Since 1935, fishworker organizations have been dominated by the cooperatives, controlled by the vertical structures dominant in that country. However, those cooperatives benefited from the law which gave them exclusive rights to exploit numerous species, including prawns, oysters and the fish species with the highest commercial value.

A new organization emerged in 1993, generated by a coordinating instance for support organisms and a significant group of 58 cooperatives and associations in 9 states of the Republic. The constitutional meeting for the National Network of Coastal Fishworkers of Mexico was held on January 30 – 31, 1993, in Lazaro Cardenas, Michoacan and in Petacalco, Guerrero, neighboring cities on the Pacific coast of Mexico.

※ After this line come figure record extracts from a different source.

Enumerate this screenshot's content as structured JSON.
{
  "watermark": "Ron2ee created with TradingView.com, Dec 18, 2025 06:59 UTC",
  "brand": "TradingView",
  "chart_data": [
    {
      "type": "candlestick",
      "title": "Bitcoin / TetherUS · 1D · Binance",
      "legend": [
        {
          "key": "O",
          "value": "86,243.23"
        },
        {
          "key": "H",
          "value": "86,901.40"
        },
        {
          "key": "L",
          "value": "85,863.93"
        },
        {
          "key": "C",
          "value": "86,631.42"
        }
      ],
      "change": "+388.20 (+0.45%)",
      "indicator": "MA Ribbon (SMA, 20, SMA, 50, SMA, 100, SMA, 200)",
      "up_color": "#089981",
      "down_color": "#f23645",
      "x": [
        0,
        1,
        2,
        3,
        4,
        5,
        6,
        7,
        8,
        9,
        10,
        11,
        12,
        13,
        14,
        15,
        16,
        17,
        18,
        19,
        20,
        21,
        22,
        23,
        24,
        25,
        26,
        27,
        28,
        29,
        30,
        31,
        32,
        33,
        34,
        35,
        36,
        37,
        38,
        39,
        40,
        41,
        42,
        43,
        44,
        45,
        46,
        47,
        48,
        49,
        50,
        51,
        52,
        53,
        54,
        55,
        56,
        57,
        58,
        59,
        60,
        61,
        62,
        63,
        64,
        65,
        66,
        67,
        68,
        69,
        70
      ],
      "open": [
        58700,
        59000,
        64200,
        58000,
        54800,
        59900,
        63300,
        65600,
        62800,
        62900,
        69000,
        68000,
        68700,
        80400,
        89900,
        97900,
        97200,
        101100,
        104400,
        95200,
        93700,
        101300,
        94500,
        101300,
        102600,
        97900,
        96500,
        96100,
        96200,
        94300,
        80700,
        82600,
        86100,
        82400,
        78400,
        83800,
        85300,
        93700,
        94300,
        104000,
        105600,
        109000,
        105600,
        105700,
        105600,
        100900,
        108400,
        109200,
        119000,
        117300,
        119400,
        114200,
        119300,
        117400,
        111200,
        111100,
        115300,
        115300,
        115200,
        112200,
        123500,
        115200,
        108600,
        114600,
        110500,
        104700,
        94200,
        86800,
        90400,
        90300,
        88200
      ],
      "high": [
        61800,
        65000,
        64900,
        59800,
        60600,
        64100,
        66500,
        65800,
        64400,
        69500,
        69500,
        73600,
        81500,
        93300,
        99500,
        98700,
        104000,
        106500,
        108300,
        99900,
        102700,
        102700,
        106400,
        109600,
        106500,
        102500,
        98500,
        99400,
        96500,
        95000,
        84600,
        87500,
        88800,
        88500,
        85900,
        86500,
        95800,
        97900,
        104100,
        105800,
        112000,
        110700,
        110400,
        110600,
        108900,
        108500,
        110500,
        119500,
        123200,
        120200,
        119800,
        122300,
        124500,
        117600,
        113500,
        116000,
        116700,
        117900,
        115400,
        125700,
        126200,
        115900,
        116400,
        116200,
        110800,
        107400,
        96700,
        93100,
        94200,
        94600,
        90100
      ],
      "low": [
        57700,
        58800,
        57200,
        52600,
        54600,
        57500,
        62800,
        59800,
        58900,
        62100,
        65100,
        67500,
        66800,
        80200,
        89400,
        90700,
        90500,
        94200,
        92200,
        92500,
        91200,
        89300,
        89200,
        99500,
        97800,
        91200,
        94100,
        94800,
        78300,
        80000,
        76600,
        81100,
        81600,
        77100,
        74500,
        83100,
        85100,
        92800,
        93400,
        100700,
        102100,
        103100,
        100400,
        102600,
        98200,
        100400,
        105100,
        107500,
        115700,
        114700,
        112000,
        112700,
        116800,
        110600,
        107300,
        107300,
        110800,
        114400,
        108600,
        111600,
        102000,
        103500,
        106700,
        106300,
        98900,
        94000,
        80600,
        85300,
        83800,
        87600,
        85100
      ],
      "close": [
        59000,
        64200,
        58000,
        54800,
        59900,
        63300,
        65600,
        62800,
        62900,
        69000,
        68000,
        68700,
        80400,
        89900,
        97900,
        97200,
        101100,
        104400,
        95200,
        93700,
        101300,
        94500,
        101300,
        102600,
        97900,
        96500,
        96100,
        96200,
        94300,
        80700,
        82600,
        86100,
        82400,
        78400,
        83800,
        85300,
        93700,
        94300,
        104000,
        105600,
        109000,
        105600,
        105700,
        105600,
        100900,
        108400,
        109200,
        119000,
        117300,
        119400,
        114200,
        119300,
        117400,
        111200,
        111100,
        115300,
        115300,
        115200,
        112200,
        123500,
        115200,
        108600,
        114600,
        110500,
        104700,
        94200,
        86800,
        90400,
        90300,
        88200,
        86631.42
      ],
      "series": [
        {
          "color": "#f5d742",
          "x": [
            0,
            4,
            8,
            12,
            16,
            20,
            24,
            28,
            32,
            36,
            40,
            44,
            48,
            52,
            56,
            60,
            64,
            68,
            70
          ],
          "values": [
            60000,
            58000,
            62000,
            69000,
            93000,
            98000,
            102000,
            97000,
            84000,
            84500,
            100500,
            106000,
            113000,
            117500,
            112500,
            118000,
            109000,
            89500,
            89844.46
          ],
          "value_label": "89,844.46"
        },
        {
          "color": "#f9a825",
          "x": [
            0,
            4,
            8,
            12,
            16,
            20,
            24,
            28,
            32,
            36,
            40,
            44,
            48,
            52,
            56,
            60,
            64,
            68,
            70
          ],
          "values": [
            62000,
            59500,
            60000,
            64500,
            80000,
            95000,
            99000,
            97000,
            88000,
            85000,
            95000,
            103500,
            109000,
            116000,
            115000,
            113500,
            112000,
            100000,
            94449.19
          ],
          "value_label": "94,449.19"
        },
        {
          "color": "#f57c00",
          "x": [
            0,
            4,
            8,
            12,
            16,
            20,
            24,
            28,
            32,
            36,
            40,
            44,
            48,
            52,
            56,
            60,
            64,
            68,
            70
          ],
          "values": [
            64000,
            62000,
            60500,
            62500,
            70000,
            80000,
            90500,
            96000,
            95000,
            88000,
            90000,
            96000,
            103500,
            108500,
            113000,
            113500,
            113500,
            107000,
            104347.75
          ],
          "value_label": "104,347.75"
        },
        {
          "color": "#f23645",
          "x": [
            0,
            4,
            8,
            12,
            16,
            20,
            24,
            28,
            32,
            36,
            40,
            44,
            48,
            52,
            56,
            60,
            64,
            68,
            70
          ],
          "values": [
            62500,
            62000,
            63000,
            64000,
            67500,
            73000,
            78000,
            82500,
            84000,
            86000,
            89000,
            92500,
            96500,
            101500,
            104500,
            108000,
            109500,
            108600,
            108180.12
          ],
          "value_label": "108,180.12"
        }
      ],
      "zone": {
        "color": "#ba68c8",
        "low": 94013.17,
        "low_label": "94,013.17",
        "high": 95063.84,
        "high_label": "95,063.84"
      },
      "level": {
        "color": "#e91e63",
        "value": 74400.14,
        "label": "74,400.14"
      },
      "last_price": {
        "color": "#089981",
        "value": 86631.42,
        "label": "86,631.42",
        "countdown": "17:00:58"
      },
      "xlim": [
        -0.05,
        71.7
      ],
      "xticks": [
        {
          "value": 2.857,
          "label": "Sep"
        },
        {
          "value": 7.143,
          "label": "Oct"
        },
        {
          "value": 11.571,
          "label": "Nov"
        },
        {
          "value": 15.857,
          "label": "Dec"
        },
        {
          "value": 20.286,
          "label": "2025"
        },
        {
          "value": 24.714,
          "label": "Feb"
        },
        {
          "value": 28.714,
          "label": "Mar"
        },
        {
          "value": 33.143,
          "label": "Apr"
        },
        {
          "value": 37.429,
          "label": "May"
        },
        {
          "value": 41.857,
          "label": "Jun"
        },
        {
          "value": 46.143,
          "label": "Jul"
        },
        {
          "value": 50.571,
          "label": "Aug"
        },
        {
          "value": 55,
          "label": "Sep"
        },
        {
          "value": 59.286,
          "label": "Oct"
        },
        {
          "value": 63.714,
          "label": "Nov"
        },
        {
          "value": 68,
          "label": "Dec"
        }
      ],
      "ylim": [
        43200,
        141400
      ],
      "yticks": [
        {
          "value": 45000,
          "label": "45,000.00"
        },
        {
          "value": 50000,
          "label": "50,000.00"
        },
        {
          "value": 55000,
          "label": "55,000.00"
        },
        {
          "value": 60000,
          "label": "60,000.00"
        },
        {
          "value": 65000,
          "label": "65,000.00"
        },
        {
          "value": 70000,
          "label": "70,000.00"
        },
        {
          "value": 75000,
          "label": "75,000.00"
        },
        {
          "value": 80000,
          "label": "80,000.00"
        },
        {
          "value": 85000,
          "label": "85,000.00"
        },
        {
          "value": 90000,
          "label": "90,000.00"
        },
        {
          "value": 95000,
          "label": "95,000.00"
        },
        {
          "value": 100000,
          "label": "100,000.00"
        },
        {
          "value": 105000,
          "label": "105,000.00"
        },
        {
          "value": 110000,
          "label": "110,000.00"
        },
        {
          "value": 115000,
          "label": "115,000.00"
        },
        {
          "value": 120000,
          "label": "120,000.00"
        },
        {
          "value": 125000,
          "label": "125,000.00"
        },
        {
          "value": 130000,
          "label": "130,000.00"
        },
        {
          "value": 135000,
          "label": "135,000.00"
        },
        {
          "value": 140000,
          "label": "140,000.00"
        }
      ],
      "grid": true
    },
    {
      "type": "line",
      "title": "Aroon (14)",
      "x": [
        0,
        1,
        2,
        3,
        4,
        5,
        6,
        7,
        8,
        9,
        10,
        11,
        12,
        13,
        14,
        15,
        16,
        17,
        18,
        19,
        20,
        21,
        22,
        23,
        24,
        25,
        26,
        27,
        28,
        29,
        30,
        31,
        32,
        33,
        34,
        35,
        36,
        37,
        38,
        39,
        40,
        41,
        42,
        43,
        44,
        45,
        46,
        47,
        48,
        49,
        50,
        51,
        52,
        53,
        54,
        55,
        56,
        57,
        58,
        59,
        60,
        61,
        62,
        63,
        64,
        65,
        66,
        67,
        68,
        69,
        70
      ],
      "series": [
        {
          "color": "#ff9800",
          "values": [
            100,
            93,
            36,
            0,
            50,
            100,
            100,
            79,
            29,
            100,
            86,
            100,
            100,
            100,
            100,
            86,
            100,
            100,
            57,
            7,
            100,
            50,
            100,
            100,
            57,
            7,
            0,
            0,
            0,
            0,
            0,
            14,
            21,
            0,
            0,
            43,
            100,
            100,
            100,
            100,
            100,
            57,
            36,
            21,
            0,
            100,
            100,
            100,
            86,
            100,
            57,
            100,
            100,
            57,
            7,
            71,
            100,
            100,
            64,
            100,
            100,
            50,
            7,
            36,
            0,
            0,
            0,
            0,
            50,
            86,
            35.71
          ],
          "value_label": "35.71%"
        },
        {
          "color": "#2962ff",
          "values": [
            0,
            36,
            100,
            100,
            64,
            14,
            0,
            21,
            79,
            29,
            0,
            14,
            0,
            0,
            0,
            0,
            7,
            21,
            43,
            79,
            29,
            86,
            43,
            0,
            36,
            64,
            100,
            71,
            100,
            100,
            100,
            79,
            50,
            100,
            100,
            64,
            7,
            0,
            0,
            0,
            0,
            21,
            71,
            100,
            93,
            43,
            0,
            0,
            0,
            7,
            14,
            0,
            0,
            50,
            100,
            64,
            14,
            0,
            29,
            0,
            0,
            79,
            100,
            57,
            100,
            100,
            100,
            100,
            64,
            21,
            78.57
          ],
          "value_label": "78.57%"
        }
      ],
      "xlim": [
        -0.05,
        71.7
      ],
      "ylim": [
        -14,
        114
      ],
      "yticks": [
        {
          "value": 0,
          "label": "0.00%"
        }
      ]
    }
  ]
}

The organization bears the name of Jose Luis Valdovinos, a regional leader who promoted the organization and was assassinated by persons unknown in 1992 In their conclusions, the fishworkers denounce the arbitrary treatment of poor fishworkers handed out by functionaries and politicians and call for renewed defense of their rights, principally more speedy processing for the legal constitution of their organizations, greater control of the sources of contamination, access to social security services, the elimination of the interference of political parties in the internal life of their organizations, participation in the debate about laws and regulations related to fishing, and greater coordination with Universities and research and development centres:

The organization has a national coordinating committee, made up of representatives of the diverse states. Melecio Perez Chan, of the fishing cooperative of San Pedro, Tabasco, who participated in the International Conference in Rome, in 1984, and in Bangkok, in 1990, represents the fishworkers of Tabasco and has shown interest in maintaining fraternal contact with the fishworker and support organizations of other countries which support the struggles of the fishworkers of Mexico.